Is it unduly burdensome? Possibly. Once, the only practical way to manage documents was to add this coding to the document database. Today, enhanced search and management software make it possible (if not wise) to do so without document coding.

But, ask. If the party producing the documents plans to have objective coding done, offer to apportion the cost with them to receive only the objective fields of coding as a part of the load files. They may agree with an offer to share (not split) the costs.

In my opinion, objective coding should be provided as a part of digital production, but I suspect few judges would agree (or possibly even understand) the reasoning.

Email is a different animal.

Production of email should be approached differently than most other documents and data. Email software, such as Outlook, ties certain data (metadata) directly to each email sent and received. This metadata or “header information” is essential to managing email production so it makes any sense.

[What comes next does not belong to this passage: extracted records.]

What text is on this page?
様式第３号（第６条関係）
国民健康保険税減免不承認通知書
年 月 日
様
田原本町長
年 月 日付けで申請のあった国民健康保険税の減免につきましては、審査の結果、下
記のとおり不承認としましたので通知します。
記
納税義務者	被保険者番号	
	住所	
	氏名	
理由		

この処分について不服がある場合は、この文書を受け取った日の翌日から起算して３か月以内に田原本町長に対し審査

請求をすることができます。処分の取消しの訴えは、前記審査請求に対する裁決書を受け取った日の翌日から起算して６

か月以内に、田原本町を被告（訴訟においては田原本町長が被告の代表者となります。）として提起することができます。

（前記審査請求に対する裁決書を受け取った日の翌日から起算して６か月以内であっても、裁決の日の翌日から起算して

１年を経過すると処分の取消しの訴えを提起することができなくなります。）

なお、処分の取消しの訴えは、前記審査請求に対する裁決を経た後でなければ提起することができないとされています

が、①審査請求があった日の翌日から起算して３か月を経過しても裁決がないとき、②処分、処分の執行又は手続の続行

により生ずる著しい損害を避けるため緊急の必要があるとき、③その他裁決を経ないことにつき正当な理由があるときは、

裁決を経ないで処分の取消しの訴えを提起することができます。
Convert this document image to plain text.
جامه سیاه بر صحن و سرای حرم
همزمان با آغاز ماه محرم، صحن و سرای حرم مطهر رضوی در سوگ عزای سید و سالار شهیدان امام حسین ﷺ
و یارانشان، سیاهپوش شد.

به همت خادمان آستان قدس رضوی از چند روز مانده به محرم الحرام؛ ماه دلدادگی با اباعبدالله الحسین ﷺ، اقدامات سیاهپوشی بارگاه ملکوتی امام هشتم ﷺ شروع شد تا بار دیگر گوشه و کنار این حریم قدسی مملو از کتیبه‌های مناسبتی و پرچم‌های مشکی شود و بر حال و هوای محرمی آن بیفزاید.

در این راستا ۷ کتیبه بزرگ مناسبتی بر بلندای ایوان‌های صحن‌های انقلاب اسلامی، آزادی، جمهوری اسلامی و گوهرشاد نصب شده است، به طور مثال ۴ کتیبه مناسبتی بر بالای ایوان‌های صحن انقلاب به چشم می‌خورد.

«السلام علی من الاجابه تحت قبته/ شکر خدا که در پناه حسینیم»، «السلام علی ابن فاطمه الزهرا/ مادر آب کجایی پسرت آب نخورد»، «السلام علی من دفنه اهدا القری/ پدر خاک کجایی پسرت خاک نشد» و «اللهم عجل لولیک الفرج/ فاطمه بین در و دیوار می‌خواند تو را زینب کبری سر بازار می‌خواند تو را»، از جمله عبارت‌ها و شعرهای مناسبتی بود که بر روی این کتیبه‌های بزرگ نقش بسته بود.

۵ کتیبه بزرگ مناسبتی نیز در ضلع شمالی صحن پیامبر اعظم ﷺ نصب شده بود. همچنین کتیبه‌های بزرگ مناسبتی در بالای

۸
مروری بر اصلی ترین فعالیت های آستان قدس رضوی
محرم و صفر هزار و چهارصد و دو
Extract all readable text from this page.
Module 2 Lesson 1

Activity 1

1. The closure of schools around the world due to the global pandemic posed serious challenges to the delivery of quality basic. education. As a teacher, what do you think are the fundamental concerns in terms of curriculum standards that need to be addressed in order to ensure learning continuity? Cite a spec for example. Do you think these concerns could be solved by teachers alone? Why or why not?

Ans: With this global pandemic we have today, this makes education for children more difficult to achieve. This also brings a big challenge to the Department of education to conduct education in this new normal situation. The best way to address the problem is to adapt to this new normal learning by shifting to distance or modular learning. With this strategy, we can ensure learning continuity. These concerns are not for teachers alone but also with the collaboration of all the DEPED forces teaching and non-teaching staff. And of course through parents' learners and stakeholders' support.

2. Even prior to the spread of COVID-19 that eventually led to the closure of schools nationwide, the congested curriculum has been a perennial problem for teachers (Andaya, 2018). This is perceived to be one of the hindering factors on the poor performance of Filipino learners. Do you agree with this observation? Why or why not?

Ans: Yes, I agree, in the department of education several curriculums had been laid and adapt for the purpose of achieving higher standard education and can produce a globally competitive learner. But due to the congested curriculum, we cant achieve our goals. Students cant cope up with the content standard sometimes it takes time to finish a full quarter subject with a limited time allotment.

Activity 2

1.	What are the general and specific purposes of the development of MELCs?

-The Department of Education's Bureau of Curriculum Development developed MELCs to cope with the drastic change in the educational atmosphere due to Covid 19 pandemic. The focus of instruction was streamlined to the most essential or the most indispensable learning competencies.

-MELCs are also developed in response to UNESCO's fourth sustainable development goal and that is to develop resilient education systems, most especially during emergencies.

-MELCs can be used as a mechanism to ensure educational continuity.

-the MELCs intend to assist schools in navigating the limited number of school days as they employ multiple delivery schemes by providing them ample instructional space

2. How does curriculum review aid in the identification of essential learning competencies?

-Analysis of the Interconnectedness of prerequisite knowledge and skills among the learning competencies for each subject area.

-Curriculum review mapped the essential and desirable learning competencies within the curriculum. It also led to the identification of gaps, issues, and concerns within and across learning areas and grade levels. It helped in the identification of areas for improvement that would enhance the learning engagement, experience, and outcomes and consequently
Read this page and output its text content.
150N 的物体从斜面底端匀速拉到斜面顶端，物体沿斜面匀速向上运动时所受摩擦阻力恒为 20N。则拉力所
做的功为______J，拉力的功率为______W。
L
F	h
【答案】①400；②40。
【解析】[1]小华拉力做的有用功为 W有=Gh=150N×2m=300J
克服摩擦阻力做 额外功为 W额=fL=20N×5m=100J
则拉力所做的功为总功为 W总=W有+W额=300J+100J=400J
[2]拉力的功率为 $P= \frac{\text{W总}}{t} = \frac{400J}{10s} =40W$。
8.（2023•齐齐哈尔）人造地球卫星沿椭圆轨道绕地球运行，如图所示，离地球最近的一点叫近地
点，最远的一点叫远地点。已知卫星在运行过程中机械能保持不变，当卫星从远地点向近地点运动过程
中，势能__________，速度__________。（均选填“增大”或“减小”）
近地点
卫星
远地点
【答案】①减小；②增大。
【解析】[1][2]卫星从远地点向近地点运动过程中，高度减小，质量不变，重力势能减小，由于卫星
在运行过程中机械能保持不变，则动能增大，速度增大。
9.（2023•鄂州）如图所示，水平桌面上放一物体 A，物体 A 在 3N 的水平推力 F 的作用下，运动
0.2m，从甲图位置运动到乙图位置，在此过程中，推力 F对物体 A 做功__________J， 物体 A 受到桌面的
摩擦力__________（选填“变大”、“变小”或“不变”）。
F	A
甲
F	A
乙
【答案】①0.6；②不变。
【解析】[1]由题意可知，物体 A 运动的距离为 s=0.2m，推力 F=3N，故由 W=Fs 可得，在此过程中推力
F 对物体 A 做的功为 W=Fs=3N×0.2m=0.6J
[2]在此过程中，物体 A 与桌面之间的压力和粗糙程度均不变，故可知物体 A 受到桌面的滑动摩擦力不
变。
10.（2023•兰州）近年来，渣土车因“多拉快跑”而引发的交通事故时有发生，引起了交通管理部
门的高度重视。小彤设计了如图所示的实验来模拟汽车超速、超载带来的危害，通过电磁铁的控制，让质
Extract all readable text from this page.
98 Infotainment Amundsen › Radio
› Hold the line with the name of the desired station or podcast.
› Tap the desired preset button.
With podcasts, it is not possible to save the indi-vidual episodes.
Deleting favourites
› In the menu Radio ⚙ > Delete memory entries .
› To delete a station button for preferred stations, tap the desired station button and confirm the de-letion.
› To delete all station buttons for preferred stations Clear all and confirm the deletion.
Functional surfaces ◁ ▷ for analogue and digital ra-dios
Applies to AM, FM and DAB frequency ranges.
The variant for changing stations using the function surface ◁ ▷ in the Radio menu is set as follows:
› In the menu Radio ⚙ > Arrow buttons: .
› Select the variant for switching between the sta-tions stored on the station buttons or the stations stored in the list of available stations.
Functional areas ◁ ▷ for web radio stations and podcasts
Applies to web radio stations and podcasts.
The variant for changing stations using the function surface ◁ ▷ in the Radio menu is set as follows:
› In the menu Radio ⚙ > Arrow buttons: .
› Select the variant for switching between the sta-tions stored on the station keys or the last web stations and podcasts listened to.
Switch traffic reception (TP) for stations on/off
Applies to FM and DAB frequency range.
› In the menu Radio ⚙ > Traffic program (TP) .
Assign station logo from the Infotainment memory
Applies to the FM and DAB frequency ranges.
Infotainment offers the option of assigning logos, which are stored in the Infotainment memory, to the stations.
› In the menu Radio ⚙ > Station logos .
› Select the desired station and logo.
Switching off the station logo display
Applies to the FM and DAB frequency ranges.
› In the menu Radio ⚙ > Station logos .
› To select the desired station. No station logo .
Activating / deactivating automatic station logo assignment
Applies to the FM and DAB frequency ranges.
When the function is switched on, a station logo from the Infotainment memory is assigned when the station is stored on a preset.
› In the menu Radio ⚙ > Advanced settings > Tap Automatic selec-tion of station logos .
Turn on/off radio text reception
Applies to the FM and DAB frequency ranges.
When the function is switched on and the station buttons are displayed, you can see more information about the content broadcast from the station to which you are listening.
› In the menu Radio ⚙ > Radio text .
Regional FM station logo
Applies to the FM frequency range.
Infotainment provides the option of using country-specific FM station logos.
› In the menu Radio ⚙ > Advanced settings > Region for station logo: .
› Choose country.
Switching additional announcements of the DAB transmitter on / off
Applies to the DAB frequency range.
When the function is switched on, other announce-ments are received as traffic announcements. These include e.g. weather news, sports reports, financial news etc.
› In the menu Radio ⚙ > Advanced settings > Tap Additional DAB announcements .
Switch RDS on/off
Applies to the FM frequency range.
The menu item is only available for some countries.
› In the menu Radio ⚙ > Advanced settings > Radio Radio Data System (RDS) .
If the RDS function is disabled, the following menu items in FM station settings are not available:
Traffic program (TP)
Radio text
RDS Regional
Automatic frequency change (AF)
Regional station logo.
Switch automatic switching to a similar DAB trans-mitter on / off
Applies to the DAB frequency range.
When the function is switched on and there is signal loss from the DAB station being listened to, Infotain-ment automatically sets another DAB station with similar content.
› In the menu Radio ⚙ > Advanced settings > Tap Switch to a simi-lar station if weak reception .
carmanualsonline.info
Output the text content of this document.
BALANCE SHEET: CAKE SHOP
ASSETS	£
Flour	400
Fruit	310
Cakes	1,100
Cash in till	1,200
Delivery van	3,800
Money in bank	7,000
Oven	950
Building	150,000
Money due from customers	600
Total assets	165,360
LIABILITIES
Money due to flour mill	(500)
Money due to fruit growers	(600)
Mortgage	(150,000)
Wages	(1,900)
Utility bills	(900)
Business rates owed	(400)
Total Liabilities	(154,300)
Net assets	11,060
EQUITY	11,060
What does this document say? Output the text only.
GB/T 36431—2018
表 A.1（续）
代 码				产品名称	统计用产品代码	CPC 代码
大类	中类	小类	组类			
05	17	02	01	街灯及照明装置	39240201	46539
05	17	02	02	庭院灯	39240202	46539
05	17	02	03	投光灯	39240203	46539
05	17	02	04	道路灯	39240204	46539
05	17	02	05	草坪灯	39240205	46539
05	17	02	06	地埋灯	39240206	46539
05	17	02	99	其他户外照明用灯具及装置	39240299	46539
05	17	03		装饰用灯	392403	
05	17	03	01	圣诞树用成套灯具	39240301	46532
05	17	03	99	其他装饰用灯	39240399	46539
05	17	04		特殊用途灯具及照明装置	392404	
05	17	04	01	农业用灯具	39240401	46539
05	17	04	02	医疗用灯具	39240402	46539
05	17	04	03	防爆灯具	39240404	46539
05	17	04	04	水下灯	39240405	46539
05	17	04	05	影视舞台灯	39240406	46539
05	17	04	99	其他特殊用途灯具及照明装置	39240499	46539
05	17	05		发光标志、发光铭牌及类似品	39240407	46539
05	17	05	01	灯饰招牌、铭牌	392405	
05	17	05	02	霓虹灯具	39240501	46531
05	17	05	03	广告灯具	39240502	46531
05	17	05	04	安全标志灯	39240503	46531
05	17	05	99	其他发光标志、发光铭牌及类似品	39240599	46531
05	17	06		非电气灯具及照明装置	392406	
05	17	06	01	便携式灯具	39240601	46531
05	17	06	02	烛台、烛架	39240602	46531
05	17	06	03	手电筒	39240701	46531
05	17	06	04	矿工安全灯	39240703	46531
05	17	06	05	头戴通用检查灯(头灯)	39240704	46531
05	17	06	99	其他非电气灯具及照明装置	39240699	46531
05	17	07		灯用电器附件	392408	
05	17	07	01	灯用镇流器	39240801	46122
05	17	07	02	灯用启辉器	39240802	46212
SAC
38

What metadata are we talking about?

Here is small sample of the metadata contents of an Outlook mail header:

  • Sender
  • Recipient(s)
  • CC, BCC and Forwards
  • Date(s) sent, received and forwarded
  • Time(s) sent, received and forwarded
  • Software identification
  • Server identification(s)
  • Subject thread
  • Email addresses
  • Delivery status
  • And even more.

Besides the obvious value of this information, having the header information, it will permit you to perform “threading” on the produced emails. If you have ever sorted your own emails based on “threads”, then you have seen the first email that may have started a series of replies. That is the thread. But, email threading can also allow you to associate forwarded and blind copied emails with the “beginning” email, copies and replies.

Besides all this wonderful stuff, email metadata allows you to manage the emails in terms of authors, dates and recipients by grouping them together. So, if I want to see all emails where “John Smith” is the author, I can group those altogether.

Any reason that asking for email header metadata is unreasonable, burdensome, etc? Nope; absolutely not; cannot think of a single reason why.

Spreadsheets, Power Points and Database files are also different animals.

If the producing party provides scanned images of spreadsheet documents, you lose the most valuable parts of the file; the ability to manipulate the data and the ability to see the formulas used in the spreadsheet. Always ask for spreadsheets to be produced as an image file placeholder and also produced as a native file with formulas intact.

Power Points are great to have, but what you really want is the thought process that as gone into the ultimate presentation. Always ask for Power Points in native format with the speaker notes intact.

Database files present special problems. Many businesses have created their own proprietary software for managing databases or have purchased expensive and special software for that purpose. This is an area that requires the parties to really work together. Can the database be exported as a tab or comma delimited file that might be accommodated in another database program such as Microsoft’s Access? Can the database software be purchased so the data is usable? Will the producing party provide a review environment?

Think before you ask for production.

The above is just a general thumbnail look at these subjects. If you do not know enough to be comfortable about these and other e Discovery subjects, find someone you trust or hire an expert. It is well worth the time and expense to think before you request.